Windows are another one — it’s no problem to open the window inside the microlet, and will help with the stuffiness that comes from being so close to so many people. In general, if you make changes in the microlet — like opening a window — you might get stared at, but it’s out of curiosity, not frustration.
Prepare for stares
It isn’t that common for foreigners in Dili to catch microlets — usually we use scooters or cars — so you’ll inevitably be looked at during your trip. As with every stare I receive in Timor-Leste, I perceive microlet stares as gentle and curious, not creepy or hostile, though they can be penetrating.
Occasionally, someone will try and talk to me on the microlet — where are you from, what’s your name, where are you going — but usually I just get a couple of stares and that’s it. In my experience, Timorese people don’t mind us foreigners catching microlets; we’re not unwelcome, just a strange sight.
Refusing passengers and requesting the wrong stop
Sometimes when a microlet is extremely full it’ll refuse to take new passengers. The driver indicates this by flashing their lights. If you’ve hailed a microlet that flashes its headlights at you and continues past, you haven’t done anything wrong — it’s either full, or not taking any passengers at all.
One related question I don’t know the answer to is: if I’ve tapped my coin to stop the bus, but belatedly realised it’s not where I wanted to stop, do I get off anyway, or sit still and tell the bus to continue? I am personally too shy to tell the microlet to keep going; every time I’d just get off anyway, but that might not be the only option — you could probably just stay on board.
Payment
A ride of any length costs 25c and is paid at the end, not the start, of your trip (I usually wait until I’ve hit the footpath to hand over my money to the guy sitting next to the driver, who then passes it on, but if the microlet isn’t busy and I have exact change I’ll sometimes hand it over the seat to the driver as I’m passing through the doorway). Try and have the exact fare, for ease, but drivers do give change (it’d be brave to try and pay for a microlet with a $5 note, though).
I usually pay the 25c, unless I’m going to Cristo Rei — then I pay 50c (it’s a longer drive and seemingly less popular route). If there aren’t many people on the microlet, or if I’ve travelled a fair way, I’ll also pay 50c. To indicate that I don’t need change I just thank the driver as I hand over my cash, and then leave immediately.
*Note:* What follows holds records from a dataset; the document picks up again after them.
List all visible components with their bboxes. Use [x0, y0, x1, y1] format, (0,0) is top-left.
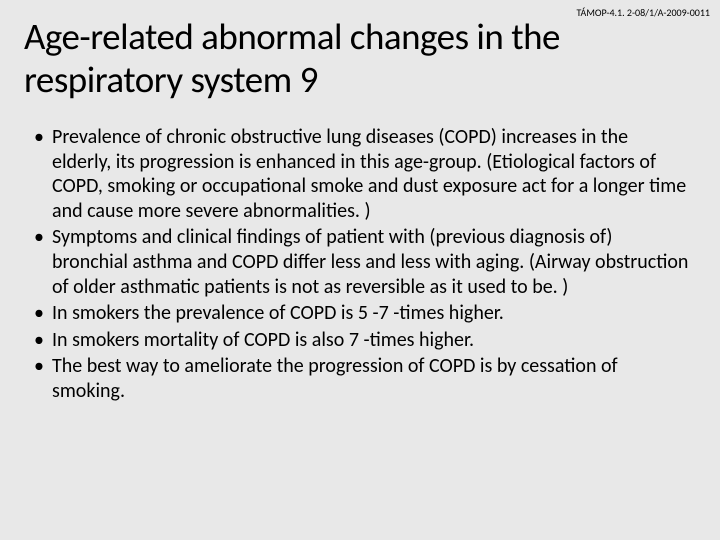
list-item: Prevalence of chronic obstructive lung d… — [30, 125, 690, 223]
content-area: Prevalence of chronic obstructive lung d… — [0, 115, 720, 404]
list-item: In smokers the prevalence of COPD is 5 -… — [30, 301, 690, 326]
list-item: Symptoms and clinical findings of patien… — [30, 225, 690, 299]
header-code: TÁMOP-4.1. 2-08/1/A-2009-0011 — [576, 6, 710, 19]
list-item: The best way to ameliorate the progressi… — [30, 354, 690, 403]
bullet-list: Prevalence of chronic obstructive lung d… — [30, 125, 690, 404]
list-item: In smokers mortality of COPD is also 7 -… — [30, 328, 690, 353]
I’m a reasonably small woman, but I do feel large and cumbersome inside a microlet — and sometimes I feel guilty taking up the space of what could have been two people, were both passengers Timorese students. That’s another situation that sometimes compels me to pay double. But in my experience, Timorese people don’t mind foreigners on microlets, and no one will be frustrated with you for taking up as much space as your body needs. Enjoy your ride.